Ксюша сорвалась внезапно, ближайшим катером, поджав напоследок губы. За ней, после нескольких дней маяты, ушел через лес Георгий. Яков Семенович сдержанно сиял, как осенний горчащий цветок — астра или что-то совсем скромное, лесное. Он пропадал целыми днями в лесу — пошли грибы, настоящие, осенние, даже рыбалка теперь казалась забавой. что-то вроде Болдинской осени настигло Якова Семеновича. Стихи не мерещились, не вышагивались, а просто записывались, уже готовые.
Все совместилось. Жизнь полным-полна.
В преддверии мучительного сна
Сквозят в тиши осинники нагие.
Вот-вот светило канет, как блесна.
Не всем живущим суждена весна,
И потому блаженны дни такие.
В деревне Яков Семенович не бывал — лес начинался у дома, да и оставшиеся: Маша с Василием, Славка, Нашивкины — были утомлены бестолковым летним общением и погрузились в предзимние заботы. Митяй по-прежнему приезжал на два-три дня в неделю, тоже готовился к зиме. Митяя Яков Семенович избегал осознанно: после совместного дела тот проникся к Якову Семеновичу новым, доброжелательным интересом. Незатейливая шутливость и открытость Митяя нравились Якову Семеновичу, но он не мог ему соответствовать открытостью и шутливостью. Жалко было времени на новые отношения.
В конце месяца прошли запоздалые дожди, но ничего не испортили, только добавили грибов. И снова чистое небо лучилось паутиной, как треснувшее стекло.

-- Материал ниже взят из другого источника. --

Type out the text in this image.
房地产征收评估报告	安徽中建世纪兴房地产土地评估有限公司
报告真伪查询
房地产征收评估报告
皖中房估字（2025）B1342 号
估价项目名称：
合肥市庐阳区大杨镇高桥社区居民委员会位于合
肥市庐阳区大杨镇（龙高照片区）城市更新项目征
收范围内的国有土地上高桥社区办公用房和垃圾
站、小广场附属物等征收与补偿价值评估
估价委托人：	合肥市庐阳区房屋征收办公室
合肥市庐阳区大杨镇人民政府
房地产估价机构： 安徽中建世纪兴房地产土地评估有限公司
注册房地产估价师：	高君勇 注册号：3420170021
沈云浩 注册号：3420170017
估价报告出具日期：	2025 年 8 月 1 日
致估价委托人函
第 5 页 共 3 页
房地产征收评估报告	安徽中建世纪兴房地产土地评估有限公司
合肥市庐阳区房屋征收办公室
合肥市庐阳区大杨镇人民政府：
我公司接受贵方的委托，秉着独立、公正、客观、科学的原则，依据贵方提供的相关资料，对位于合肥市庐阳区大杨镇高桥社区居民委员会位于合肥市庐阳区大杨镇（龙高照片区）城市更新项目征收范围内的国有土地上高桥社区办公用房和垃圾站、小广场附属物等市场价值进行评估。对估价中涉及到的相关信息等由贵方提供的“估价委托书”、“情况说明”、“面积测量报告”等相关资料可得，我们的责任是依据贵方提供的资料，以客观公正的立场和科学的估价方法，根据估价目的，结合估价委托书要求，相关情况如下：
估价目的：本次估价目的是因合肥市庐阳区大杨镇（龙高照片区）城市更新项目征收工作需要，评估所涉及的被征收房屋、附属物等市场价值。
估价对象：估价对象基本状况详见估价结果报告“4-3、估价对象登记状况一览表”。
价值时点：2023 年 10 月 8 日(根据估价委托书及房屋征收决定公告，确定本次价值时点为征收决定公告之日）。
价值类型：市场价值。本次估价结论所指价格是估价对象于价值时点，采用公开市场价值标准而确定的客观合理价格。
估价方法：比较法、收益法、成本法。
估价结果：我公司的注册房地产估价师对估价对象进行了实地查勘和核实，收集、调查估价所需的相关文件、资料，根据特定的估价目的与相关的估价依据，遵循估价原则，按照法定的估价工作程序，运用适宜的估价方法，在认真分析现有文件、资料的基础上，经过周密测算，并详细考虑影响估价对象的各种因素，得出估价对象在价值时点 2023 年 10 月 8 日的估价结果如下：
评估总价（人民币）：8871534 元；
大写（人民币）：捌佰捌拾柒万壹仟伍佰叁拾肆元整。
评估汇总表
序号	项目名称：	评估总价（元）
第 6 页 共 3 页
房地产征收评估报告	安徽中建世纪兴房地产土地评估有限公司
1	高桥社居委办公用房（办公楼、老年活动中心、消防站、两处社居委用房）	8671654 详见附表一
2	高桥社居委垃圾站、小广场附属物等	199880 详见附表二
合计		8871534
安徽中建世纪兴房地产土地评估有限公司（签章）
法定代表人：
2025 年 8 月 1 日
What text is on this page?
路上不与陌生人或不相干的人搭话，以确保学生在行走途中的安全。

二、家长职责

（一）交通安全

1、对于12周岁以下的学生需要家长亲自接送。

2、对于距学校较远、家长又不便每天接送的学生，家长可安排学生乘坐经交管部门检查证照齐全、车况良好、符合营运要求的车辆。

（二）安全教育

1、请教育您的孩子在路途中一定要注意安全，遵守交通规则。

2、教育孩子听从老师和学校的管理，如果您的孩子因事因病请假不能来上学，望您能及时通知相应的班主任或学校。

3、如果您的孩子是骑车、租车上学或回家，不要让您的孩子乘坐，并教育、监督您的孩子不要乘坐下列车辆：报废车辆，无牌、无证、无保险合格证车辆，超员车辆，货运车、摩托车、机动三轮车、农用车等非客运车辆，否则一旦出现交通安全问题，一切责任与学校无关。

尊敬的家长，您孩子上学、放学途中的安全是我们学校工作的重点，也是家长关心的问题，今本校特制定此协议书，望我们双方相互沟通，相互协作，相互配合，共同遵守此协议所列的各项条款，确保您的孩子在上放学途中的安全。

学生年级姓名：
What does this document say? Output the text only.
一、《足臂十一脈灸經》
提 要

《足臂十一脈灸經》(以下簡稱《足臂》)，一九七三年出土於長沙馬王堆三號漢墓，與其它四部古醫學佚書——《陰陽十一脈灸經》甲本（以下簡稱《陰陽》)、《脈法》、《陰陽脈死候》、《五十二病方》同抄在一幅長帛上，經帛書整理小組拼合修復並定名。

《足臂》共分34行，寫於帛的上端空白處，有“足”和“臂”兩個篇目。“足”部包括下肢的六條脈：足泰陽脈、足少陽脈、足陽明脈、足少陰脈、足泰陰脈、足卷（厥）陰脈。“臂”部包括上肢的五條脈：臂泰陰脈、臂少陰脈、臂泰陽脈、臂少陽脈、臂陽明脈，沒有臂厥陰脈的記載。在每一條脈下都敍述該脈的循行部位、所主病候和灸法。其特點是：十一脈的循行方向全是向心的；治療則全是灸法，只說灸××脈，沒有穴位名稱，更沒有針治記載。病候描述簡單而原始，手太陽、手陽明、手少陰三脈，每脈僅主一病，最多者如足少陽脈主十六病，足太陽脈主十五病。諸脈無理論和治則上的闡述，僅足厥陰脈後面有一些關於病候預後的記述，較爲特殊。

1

— Старики говорят, что семьдесят лет не помнят такой осени, — сообщил Славка Нашивкину, забывая, что он и есть старик, один-единственный, не считая Маши и Василия, а уж тот точно ничего не помнит.
Нашивкин вздохнул — он изо дня в день откладывал неприятное дело, но никуда не денешься: надо вести телку за три километра Колькиному быку на поклон.
Терлецкий потребовал триста рублей за свидание. Нашивкин пожал плечами, обозвал Кольку сутенером и велел самому прийти за деньгами.
— Я такие суммы с собой не ношу, — важно сказал он.